Energia sul balcone: nuove strade per l’autoconsumo in casa
lunedì 8 giugno 2026
Il fotovoltaico da balcone è una via semplice all’autoconsumo per chi non ha tetto o vive in condominio. In Italia cresce anche l’opzione ‘virtuale’: si compra la quota di produzione reale senza installare nulla in casa.
In Germania il mercato è avanzato: kit da balcone con batteria da 2,24 kWh a 299 euro; versione smart a 100 euro. Oltre 1 milione di sistemi, circa 956 MW, e semplificazioni che permettono la connessione Schuko fino a 960 Wp.
In Italia, ARERA ha semplificato le connessioni sotto 800 Wp, ma la vera ‘plug and play’ resta limitata a circa 350 Wp, con presa dedicata e linea protetta. Per 350–370 W si coprono i consumi base; oltre, cresce l’interesse per l’accumulo.
Un kit tipico comprende moduli, supporti, microinverter e cablaggio. L’energia può essere usata subito o passare al microinverter. Se si aggiunge una batteria in DC, i moduli collegano direttamente la batteria, riducendo le conversioni.
La resa dipende da quando si usa l’energia: una batteria da 2,24 kWh può ridurre l’acquisto di elettricità. In Germania si parla di 0,8 kW di FV, 700–800 kWh/anno e autoconsumo molto alto; payback stimato tra 2,5 e 4 anni in condizioni favorevoli.
Di fronte a queste alternative, si va dalla ‘filosofia balcone’ che copre i carichi diurni ai modelli che spostano carichi a ore di sole. Le stime di SolarPower Europe indicano che 800 Wp possono produrre 900–1200 kWh/anno in Berlino o Madrid, ma ombreggiamenti riducono fino al 30–60%.

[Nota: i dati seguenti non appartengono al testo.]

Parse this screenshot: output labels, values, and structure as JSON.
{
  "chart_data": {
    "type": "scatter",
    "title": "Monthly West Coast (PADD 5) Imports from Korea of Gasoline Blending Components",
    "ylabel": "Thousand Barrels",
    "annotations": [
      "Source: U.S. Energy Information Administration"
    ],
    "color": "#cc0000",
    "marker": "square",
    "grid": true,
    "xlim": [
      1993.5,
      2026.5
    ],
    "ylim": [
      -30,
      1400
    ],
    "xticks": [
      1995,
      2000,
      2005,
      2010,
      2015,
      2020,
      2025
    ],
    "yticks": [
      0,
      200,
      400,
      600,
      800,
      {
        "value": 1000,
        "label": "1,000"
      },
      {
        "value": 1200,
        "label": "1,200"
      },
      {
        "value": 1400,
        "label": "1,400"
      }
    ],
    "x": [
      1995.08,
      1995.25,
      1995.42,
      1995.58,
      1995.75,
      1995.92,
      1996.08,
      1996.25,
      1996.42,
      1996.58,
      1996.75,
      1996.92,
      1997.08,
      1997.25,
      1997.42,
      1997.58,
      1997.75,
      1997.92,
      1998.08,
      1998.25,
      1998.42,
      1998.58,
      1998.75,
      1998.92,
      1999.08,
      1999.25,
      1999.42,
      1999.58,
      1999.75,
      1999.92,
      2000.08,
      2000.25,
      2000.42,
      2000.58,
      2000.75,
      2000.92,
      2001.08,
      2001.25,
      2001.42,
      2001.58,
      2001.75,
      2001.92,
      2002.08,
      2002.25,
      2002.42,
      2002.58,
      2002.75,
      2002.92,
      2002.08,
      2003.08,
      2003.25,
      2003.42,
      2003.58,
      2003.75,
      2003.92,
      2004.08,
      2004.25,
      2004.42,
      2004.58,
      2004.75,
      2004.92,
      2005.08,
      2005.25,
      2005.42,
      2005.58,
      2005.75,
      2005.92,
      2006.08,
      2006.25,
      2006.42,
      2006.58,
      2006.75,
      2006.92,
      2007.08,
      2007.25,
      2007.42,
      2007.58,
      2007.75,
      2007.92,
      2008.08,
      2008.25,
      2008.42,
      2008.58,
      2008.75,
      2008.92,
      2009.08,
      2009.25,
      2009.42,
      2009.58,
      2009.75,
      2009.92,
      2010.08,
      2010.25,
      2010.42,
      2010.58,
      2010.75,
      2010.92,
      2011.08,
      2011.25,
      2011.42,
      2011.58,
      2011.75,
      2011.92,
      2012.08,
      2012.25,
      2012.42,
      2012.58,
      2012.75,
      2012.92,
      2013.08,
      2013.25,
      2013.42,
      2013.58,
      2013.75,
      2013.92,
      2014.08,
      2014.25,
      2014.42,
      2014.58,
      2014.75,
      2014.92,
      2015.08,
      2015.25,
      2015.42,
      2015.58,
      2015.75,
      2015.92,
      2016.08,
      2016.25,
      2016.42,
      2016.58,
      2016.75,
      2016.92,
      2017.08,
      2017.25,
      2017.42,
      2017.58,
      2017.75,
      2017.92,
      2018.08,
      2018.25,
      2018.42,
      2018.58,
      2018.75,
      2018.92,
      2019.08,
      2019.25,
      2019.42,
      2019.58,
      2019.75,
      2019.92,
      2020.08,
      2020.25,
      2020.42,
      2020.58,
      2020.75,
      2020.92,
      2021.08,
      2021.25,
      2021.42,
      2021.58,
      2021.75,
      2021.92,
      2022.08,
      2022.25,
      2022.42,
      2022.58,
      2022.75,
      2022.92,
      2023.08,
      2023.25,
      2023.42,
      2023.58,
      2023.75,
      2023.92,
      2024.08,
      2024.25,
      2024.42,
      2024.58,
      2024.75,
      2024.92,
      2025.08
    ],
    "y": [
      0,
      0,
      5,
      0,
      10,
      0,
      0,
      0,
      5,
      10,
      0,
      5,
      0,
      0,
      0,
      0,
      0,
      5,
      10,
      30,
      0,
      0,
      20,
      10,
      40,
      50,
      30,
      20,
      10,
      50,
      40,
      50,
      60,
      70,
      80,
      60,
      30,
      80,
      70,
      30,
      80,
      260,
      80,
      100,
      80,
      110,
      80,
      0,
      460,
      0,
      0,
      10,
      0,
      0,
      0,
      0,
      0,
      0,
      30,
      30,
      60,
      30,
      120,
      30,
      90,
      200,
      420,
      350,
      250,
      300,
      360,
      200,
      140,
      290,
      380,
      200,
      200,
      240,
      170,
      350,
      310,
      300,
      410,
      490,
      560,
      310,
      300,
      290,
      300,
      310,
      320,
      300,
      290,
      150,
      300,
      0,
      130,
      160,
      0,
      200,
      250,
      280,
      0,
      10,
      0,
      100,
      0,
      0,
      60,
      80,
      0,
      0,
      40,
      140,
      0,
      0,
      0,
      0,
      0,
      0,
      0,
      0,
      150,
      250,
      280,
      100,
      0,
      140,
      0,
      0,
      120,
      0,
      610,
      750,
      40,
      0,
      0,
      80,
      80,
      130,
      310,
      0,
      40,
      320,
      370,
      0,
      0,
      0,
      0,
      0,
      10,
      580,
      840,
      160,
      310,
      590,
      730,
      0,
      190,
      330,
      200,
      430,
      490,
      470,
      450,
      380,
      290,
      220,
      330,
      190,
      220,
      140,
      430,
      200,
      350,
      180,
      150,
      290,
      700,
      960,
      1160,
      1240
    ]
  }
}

In Italia esistono alternative come Hoymiles 2,24 kWh, EcoFlow, Zendure o Anker: diverse architetture (DC-side o AC-integrate) e prezzi variabili; è disponibile anche la detrazione fiscale del 50% in 10 rate. Inoltre, soluzioni digitali come ebitts permettono di comprare quote di parchi reali e compensare i consumi ora-per-ora.